Immunoglobulin therapy has been used increasingly with significant efficacy in the treatment of patients with disabling autoimmune forms of dysautonomia, which are most often small fiber (autonomic and/or sensory) polyneuropathies.

It is recognized by most who treat these disorders, however, that patients with autonomic dysfunction treated with intravenous immunoglobulin therapy develop aseptic meningitis or severe lingering headache more frequently than other patient populations when this therapy is dosed in the traditional fashion.

We discuss our combined 27 years of experience with the use of immunoglobulin and other immune modulatory therapy in patients with autoimmune small fiber polyneuropathy.



This second while not about SFPN found that Antiphospholipid antibodies and novel Sjögren antibodies in autoimmune dysautonomia correlate with a high response rate to IVIG.
Intravenous Immunoglobulin Therapy in Refractory Autoimmune Dysautonomias: A Retrospective Analysis of 38 Patients
Schofield JR , Chemali KR .
https://journals.lww.com/americanth...s_Immunoglobulin_Therapy_in_Refractory.2.aspx
Sci-hub : https://sci-hub.se/https://journals...s_Immunoglobulin_Therapy_in_Refractory.2.aspx
Abstract
BACKGROUND:
Intravenous immunoglobulin (IVIG) has recognized efficacy in autoimmune peripheral nerve disorders, but there has been limited study of the use of IVIG in autoimmune dysautonomias.

STUDY QUESTION: To determine the efficacy and safety of IVIG in patients with disabling, refractory autoimmune dysautonomias, including patients with postural tachycardia syndrome and gastrointestinal dysmotility.

STUDY DESIGN: Patients with one or more autonomic disorder(s) and persistent serological evidence for autoimmunity who were unable to work or attend school despite usual treatments for dysautonomia were treated with IVIG for at least 3 months at a dose of at least 1 gm/kg monthly.

MEASURES AND OUTCOMES: Outcome measures included the composite autonomic symptom scale 31 survey and a functional ability score.

RESULTS: There were 38 patients, 84% female and mean age of 28.4 years.
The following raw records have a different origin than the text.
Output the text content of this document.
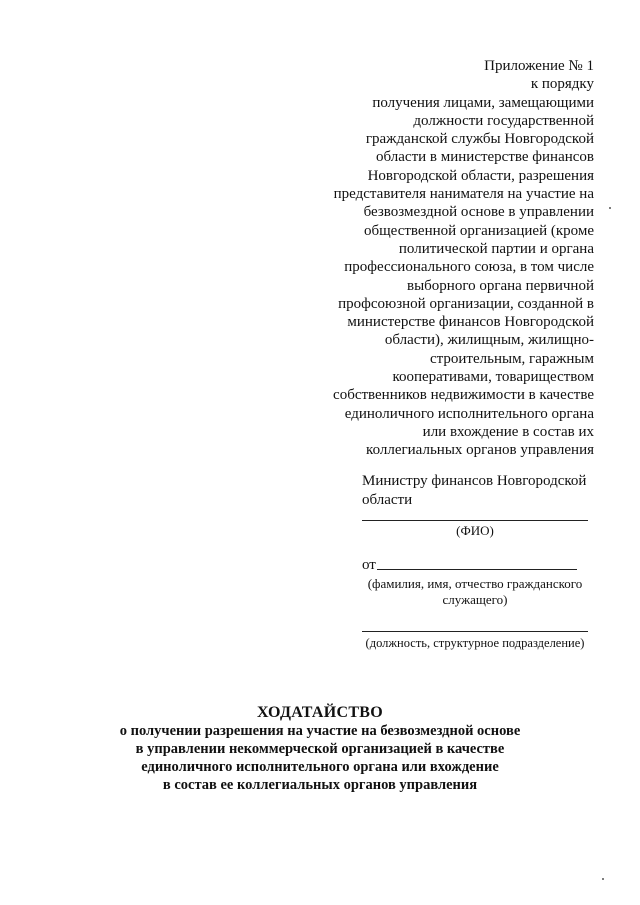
Приложение № 1
к порядку
получения лицами, замещающими
должности государственной
гражданской службы Новгородской
области в министерстве финансов
Новгородской области, разрешения
представителя нанимателя на участие на
безвозмездной основе в управлении
общественной организацией (кроме
политической партии и органа
профессионального союза, в том числе
выборного органа первичной
профсоюзной организации, созданной в
министерстве финансов Новгородской
области), жилищным, жилищно-
строительным, гаражным
кооперативами, товариществом
собственников недвижимости в качестве
единоличного исполнительного органа
или вхождение в состав их
коллегиальных органов управления
Министру финансов Новгородской
области
(ФИО)
от
(фамилия, имя, отчество гражданского
служащего)
(должность, структурное подразделение)
ХОДАТАЙСТВО
о получении разрешения на участие на безвозмездной основе
в управлении некоммерческой организацией в качестве
единоличного исполнительного органа или вхождение
в состав ее коллегиальных органов управления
Of patients, 83.5% improved on IVIG as defined by at least 20% improvement in the composite autonomic symptom scale 31 and/or functional ability score. The mean pretreatment functional ability score was 21% (mostly bedridden), which improved to a mean of 74% (nearing able to return to work/school) for responsive patients after at least 1 year of IVIG. The mean time to the first sign of response was
5.3 weeks. There were no serious adverse events. The Mayo autoimmune dysautonomia panel antibodies and traditional Sjögren antibodies were present in only 13% and 8% of patients, respectively, but antiphospholipid antibodies and novel Sjögren antibodies were present in 76% and 42% of patients, respectively.

CONCLUSIONS: There is increasing evidence that IVIG is safe and effective in a subset of patients with autonomic disorders and evidence for autoimmunity. A 4-month IVIG trial should be considered in severely affected patients who are refractory to lifestyle and pharmacological therapies. Antiphospholipid antibodies and novel Sjögren antibodies are often present in these patients and correlate with a high response rate to IVIG.